Le débat qui suit le moment autour des mots préférés, dans différentes langues, amène les stagiaires à évoquer les sonorités, une idée ou un concept important (libertad ou holidays..), l’impression que ce mot dans cette langue en cours d’apprentissage exprime mieux ce que l’apprenant pense ou ressent que le mot dans sa langue maternelle, l’évocation d’un plaisir, d’une expérience personnelle positive. Mais c’est aussi le prétexte à analyser d’un point de vue didactique l’intérêt d’introduire une relation positive à la langue ; de favoriser la mémorisation des mots que l’on aime ; de créer une première expérience relationnelle authentique liée à cette langue : « je me rappelle, dit un élève de CM1 lorsque cette activité y est mise en place, c’est le mot de Thomas ». Le lexique de la langue étrangère devient moins étranger, plus authentique car lié aux personnes avec lesquelles on vit le temps de classe.
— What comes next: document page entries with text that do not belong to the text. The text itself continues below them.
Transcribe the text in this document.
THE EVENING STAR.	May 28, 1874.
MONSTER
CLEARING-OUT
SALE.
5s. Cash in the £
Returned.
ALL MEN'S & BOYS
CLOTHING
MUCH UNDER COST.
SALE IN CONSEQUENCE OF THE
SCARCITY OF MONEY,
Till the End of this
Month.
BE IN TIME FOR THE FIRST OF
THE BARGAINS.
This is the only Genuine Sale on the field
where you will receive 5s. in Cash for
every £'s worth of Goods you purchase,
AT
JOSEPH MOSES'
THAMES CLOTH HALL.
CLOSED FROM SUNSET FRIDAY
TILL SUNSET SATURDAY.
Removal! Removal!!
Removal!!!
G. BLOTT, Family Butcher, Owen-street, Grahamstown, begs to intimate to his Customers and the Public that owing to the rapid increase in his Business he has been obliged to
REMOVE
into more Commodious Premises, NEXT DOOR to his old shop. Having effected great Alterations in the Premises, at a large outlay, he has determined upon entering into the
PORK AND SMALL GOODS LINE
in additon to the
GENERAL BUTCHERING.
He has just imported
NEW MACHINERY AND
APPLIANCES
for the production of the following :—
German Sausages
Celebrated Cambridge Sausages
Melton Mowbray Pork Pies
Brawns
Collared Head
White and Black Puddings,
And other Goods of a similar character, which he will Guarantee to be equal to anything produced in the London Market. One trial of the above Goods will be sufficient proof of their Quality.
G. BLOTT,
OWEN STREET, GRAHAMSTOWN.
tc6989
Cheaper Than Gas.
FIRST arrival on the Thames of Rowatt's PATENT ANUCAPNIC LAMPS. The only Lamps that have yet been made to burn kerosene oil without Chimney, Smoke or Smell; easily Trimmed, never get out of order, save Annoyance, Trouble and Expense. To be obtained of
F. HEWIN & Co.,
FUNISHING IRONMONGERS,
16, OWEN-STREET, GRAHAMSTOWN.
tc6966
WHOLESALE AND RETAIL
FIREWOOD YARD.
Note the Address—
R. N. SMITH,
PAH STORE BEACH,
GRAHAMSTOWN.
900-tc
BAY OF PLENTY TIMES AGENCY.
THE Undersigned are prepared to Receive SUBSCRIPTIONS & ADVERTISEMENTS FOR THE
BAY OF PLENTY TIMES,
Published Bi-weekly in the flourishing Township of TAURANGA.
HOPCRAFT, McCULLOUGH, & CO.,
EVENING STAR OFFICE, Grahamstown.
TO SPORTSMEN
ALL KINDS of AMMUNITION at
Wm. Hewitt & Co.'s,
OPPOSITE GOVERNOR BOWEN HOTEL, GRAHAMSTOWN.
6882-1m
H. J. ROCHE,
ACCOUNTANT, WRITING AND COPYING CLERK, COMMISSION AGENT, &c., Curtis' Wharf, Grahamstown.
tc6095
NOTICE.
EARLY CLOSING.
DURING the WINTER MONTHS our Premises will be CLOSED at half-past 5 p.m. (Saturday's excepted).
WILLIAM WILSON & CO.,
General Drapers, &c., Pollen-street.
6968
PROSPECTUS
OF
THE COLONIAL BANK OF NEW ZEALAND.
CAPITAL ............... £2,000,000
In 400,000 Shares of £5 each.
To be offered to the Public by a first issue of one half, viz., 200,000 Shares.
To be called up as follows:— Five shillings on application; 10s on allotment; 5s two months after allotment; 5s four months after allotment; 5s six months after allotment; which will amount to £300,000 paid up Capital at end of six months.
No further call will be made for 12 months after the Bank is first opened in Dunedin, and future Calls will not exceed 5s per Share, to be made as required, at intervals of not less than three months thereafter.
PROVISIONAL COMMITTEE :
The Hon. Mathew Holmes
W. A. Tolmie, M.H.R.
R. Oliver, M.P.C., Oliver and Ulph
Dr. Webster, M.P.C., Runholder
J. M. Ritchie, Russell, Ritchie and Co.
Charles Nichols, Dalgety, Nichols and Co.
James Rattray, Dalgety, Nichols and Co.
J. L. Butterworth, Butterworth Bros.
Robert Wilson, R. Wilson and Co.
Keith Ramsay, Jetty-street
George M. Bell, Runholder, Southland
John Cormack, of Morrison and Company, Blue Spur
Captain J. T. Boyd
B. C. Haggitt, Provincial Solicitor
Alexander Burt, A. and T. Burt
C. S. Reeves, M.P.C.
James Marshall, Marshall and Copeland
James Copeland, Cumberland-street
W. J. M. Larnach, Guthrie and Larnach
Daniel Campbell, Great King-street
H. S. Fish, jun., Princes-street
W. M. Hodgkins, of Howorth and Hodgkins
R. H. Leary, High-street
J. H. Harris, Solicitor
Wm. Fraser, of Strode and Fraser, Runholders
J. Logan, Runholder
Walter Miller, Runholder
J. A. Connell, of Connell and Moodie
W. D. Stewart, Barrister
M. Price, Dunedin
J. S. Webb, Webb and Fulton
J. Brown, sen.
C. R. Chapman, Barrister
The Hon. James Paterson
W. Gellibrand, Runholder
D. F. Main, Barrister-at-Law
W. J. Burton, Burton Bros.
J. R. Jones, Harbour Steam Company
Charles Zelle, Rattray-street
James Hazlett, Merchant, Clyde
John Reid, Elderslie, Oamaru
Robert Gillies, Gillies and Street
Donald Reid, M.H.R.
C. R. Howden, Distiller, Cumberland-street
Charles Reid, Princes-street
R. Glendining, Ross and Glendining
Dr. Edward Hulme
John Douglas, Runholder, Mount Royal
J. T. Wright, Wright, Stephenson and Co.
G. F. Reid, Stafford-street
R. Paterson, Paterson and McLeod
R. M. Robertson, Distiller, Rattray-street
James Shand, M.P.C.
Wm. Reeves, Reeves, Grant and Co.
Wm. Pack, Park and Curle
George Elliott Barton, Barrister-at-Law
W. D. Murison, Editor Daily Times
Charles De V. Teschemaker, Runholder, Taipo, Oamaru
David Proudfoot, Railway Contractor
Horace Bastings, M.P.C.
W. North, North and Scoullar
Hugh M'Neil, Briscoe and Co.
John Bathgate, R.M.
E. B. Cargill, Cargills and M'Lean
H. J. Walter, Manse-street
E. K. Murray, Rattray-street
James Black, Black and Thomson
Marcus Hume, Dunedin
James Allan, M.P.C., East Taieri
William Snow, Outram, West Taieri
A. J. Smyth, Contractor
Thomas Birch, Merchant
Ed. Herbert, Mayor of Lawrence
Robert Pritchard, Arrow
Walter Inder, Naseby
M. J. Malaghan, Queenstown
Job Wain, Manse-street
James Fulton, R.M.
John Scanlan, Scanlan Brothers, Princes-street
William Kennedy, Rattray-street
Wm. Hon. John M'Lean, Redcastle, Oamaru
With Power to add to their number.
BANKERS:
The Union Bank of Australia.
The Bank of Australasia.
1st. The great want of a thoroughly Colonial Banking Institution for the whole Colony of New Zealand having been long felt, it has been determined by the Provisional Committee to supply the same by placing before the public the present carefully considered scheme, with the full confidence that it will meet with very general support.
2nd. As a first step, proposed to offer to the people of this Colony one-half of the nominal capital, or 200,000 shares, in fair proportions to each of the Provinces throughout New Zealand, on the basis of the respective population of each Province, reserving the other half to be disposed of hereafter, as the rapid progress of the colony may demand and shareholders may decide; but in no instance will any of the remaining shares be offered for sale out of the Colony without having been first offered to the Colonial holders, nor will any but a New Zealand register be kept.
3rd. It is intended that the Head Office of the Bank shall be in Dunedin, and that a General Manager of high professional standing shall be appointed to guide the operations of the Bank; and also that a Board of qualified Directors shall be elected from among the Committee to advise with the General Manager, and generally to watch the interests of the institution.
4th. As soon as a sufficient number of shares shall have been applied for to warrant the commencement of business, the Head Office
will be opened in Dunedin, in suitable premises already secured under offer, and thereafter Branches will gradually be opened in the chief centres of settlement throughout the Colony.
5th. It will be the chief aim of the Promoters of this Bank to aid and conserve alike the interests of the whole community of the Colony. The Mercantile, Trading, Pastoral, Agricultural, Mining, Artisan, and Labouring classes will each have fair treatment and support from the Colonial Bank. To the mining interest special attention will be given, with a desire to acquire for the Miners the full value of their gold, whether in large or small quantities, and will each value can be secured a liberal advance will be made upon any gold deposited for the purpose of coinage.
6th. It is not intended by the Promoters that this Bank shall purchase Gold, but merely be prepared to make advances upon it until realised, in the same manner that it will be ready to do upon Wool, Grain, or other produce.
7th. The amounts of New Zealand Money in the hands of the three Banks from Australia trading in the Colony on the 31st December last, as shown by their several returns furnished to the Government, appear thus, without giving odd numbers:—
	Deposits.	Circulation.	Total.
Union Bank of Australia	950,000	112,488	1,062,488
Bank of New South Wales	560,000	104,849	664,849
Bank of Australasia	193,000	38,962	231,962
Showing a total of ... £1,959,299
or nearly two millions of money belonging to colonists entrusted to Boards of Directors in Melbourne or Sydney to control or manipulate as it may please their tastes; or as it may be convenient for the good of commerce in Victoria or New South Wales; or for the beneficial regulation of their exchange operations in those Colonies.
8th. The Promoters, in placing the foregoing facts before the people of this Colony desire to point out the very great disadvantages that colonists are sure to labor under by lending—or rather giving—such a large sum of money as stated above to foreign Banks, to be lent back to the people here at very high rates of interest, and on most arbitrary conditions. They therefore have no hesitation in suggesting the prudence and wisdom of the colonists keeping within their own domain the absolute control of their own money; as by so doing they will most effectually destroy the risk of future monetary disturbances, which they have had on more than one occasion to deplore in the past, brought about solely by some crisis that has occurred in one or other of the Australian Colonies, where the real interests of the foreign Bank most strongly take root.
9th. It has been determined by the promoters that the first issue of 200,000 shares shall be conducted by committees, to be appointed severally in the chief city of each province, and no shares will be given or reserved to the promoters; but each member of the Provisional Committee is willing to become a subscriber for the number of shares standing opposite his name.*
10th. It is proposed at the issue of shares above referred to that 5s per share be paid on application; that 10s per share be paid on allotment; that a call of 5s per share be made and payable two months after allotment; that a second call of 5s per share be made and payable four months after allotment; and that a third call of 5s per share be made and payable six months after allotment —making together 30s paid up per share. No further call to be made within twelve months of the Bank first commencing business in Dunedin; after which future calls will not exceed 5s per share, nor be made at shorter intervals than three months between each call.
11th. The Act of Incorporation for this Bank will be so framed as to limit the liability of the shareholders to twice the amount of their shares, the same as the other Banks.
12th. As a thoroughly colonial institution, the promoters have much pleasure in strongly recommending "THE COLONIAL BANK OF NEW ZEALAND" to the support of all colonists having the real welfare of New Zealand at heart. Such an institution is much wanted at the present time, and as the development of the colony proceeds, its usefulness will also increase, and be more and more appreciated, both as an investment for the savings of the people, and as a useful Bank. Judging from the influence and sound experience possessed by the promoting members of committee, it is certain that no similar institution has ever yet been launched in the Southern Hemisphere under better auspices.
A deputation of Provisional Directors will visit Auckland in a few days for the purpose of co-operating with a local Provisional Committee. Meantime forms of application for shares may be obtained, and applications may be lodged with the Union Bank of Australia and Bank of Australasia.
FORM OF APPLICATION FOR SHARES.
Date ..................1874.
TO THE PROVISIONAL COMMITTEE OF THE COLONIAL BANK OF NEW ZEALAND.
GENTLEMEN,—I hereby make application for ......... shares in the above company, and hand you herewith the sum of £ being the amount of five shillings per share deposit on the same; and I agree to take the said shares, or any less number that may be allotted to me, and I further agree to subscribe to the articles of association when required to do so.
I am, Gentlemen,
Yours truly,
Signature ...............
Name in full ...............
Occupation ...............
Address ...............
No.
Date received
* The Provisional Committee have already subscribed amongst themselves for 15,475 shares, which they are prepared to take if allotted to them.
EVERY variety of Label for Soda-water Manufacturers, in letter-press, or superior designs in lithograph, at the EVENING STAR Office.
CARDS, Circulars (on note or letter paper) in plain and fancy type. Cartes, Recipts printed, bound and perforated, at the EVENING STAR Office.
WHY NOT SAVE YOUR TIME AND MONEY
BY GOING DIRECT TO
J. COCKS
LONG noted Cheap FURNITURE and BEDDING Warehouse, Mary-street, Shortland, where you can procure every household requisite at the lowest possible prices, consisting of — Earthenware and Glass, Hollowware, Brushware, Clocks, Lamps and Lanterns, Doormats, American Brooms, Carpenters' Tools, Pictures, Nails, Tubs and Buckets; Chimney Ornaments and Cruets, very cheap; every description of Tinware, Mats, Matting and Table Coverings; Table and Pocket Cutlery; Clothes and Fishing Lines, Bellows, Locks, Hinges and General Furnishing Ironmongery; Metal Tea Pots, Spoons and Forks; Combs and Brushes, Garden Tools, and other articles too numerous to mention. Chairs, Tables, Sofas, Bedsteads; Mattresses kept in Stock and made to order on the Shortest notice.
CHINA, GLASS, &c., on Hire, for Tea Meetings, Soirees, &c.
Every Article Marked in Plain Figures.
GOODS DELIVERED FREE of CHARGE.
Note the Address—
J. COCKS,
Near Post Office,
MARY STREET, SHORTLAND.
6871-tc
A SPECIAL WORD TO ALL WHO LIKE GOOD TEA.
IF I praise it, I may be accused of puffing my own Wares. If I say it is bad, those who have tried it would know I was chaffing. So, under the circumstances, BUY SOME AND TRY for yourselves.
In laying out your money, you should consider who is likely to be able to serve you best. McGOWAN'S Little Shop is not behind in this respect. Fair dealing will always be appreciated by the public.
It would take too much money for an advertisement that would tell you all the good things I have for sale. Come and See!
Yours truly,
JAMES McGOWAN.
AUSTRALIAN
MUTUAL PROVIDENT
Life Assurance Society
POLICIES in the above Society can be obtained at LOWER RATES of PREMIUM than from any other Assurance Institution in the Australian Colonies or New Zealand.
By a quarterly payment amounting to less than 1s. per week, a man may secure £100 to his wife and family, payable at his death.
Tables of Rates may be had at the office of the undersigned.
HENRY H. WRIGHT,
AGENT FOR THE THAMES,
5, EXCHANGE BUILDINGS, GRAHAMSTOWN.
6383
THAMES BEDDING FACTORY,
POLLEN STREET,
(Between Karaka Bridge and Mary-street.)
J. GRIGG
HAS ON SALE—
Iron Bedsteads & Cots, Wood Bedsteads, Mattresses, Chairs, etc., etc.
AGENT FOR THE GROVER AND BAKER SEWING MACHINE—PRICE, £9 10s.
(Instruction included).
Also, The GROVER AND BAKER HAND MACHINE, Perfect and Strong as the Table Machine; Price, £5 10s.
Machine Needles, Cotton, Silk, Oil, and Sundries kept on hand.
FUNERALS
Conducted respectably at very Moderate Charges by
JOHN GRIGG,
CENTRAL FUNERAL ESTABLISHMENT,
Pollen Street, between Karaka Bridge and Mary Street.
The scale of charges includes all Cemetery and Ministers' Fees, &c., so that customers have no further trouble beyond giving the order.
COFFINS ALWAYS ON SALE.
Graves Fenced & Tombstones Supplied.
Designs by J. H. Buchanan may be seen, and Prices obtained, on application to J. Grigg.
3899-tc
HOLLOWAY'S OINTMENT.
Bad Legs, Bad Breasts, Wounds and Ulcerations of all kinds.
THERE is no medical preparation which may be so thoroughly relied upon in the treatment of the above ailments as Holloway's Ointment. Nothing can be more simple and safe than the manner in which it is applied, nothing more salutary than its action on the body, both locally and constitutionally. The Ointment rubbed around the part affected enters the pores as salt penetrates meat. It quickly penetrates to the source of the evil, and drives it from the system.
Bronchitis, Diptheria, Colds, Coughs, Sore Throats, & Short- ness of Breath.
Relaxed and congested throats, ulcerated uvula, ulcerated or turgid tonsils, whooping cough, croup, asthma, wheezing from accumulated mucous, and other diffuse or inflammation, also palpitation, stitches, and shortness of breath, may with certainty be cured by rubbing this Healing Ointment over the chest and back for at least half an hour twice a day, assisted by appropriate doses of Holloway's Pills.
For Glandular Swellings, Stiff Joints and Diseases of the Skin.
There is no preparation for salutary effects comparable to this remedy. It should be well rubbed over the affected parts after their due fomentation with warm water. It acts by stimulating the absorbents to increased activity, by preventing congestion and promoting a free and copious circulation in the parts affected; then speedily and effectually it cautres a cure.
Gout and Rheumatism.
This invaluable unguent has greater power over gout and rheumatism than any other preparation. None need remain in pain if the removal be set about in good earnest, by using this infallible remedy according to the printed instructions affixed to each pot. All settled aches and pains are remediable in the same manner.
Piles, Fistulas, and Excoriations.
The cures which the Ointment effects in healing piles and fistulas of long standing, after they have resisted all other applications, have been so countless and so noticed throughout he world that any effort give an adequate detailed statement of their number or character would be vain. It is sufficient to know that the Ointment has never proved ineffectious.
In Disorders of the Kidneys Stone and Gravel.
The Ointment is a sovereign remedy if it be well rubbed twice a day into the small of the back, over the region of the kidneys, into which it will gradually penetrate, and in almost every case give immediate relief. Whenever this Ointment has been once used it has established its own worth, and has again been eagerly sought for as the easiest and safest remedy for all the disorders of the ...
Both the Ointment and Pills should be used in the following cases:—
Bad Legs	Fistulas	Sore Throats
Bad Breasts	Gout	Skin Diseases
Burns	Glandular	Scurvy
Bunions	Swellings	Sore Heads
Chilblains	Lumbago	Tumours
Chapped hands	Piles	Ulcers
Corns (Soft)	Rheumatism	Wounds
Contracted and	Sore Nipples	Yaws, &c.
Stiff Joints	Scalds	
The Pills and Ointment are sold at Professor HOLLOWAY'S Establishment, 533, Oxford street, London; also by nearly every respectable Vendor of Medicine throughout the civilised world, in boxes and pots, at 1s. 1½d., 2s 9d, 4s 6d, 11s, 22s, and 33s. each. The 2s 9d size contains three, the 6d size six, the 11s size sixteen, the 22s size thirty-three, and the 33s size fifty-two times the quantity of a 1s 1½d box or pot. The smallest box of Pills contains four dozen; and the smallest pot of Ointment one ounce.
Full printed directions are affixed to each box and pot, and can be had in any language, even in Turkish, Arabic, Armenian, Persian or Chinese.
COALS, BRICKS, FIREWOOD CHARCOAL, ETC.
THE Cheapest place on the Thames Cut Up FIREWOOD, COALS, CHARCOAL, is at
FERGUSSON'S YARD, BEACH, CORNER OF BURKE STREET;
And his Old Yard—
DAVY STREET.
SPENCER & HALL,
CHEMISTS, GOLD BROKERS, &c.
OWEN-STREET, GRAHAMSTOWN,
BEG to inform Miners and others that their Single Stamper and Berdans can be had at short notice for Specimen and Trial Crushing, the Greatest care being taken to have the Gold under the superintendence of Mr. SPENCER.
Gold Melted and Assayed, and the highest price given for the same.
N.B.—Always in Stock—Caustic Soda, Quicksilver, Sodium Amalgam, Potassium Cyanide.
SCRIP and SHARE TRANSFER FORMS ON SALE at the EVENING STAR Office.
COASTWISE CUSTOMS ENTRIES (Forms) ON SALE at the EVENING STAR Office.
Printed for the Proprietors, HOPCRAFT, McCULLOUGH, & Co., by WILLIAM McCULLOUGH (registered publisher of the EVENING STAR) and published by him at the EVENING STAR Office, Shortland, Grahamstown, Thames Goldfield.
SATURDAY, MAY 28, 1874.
Les Mises en Situation d’Apprentissage dans des langues des stagiaires sont particulièrement fécondes : dans un groupe, trois stagiaires découvrent qu’elles connaissent trois langues signées différentes, en raison du vécu familial de l’une d’entre elles et du parcours professionnel des deux autres ; elles racontent aux stagiaires la même histoire, simultanément, dans les trois langues signées. Deux stagiaires présentent les similarités des nombres en hébreu et en arabe, deux langues qui font partie de leur vécu familial. Plusieurs enseignants stagiaires s’adressent à des membres de leur famille : pour l’occasion, une grand-mère écrit une histoire en provençal que sa petite-fille, professeur des écoles stagiaire, raconte à ses collègues ; un oncle normand donne à son neveu des extraits de l’almanach qu’il collecte depuis plusieurs années ; une stagiaire fait travailler la compréhension du breton à l’aide de l’enregistrement d’un album par son père. La réception par leurs pairs est marquée par une très grande qualité d’écoute, par le respect et par un vif intérêt. Lors d’entretiens quelques semaines plus tard avec les stagiaires qui ont conduit ces moments d’initiation à l’une de leurs langues, ils expriment avoir été surpris à la fois par l’implication immédiate et forte des membres de leur famille et par l’attitude très positive de leurs collègues : « c’est une expérience tellement riche que ça reste ancré dans mon vécu » dit l’un d’entre eux.

Ces témoignages ne constituent pas une évaluation suffisamment fiable de l’impact dans les classes de ces formations. Nous envisageons des modalités plus structurées : la confrontation de l’enseignant stagiaire à l’enregistrement vidéo de la séance pourrait être l’un des dispositifs.